Si Laurent Schwartz fut d’abord un scientifique, insistant toujours sur la nécessité d’une symbiose étroite entre enseignement et recherche, il fut aussi un militant résolu de la décolonisation et des droits de l’homme, un citoyen exigeant pour son pays et un des plus grands collectionneurs de papillons du monde. Cette liste étonnante ne donne pourtant pas une idée adéquate de l’homme qu’il fut car elle ne rend pas compte du charme qu’il dégageait et de l’assurance tolérante qu’il savait communiquer.
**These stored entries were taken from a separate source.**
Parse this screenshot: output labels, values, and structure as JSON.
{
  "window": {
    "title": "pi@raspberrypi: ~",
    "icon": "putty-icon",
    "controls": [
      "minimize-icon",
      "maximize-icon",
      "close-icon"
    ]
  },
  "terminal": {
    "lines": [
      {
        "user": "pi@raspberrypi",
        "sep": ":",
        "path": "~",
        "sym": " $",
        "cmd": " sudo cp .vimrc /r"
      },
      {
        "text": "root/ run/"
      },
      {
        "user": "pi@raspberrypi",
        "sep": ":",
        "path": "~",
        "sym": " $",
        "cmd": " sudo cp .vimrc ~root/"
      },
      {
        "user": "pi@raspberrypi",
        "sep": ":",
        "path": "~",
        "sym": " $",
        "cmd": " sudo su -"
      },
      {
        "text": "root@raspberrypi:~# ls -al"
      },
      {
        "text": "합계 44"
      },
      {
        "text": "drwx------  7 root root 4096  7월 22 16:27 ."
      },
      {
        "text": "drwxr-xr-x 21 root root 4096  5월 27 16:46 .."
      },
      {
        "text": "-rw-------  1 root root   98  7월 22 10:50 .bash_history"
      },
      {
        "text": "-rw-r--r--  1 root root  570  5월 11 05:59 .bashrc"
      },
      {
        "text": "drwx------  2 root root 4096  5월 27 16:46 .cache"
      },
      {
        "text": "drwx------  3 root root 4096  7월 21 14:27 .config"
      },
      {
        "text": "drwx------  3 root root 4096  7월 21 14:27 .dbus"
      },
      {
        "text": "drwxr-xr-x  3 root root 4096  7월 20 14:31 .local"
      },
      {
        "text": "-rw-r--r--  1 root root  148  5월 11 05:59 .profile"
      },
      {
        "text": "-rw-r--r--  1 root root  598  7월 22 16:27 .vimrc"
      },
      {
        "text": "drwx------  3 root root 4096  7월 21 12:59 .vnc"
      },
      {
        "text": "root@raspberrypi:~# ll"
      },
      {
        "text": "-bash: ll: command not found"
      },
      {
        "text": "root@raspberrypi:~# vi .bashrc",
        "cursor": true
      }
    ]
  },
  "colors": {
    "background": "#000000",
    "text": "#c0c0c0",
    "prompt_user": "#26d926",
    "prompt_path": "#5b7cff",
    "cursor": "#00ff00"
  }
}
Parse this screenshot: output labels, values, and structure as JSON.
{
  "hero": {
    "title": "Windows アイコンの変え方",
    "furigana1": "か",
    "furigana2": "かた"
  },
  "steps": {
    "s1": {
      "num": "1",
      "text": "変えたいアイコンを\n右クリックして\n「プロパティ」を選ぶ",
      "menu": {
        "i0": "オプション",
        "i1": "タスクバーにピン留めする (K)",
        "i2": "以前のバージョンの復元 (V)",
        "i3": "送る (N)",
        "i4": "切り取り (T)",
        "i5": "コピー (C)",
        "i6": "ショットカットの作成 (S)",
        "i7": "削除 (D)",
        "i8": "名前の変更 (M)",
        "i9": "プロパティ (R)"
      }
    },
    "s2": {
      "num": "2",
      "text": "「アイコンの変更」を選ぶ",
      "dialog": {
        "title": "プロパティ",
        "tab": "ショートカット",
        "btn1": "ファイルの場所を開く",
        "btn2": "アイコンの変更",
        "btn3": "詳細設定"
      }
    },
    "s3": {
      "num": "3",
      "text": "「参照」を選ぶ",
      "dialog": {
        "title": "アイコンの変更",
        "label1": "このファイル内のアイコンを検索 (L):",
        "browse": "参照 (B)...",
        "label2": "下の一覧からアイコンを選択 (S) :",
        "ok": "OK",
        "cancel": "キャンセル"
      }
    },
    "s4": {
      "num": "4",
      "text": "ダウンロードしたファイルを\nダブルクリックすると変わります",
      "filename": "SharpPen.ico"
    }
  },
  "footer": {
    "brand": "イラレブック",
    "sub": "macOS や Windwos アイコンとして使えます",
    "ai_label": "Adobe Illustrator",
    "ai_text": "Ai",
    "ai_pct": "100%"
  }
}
Un entretien avec lui était toujours une occasion de voir comment on peut prendre de la distance par rapport à un problème, qu’il soit d’ordre général ou personnel.
L’enseignant
Partout où il a enseigné, que ce soit à l’Université, à l’École normale supérieure, son alma mater, ou à l’École polytechnique, Laurent Schwartz a laissé le souvenir d’un grand professeur. Il était lumineux, sachant manier la redondance avec justesse. Pendant qu’on l’écoutait, tout semblait facile, et lui-même semblait improviser. Il n’en était pourtant absolument rien, et tous ses cours étaient minutieusement préparés à partir de » boîtes » parfaitement calibrées, et parfois la confrontation de l’étudiant avec le cours après la présentation orale montrait à quel point cette impression de facilité était passagère.
Plusieurs de ses enseignements ont marqué leur temps : son cours de » Méthodes mathématiques de la physique » est resté longtemps une des références de l’enseignement de mathématiques avancées pour des ingénieurs et des étudiants d’autres sciences ; les cours qu’il a donnés dans les années cinquante au » Tata Institute of Fundamental Research » à Bombay ont été un témoignage de son engagement pour la communauté des mathématiciens des pays en voie de développement ; son cours monumental à l’X enfin a été un des signes scientifiques concrets de l’entrée de l’École dans le monde moderne, un monde où sciences fondamentales et applications s’interpénètrent de façon inextricable et féconde.
Les polytechniciens issus d’une vingtaine de promotions ont été marqués par son enseignement et son contact. Au moment de son décès, des témoignages les plus divers ont été le signe de la forte permanence de ces souvenirs.
Comme tous les élèves des promotions rouges jusqu’à la banalisation des enseignements, je n’ai personnellement pas eu le privilège de l’avoir pour professeur mais, en tant que responsables des questions d’enseignement pour la promotion 1966, Yves Bamberger et moi avons eu de nombreux contacts avec lui sur » La Réforme « , l’aggiornamento fondamental de l’enseignement de l’École polytechnique pour lequel il s’est battu dès son arrivée à l’École et qui était la raison profonde de sa candidature à un poste de professeur.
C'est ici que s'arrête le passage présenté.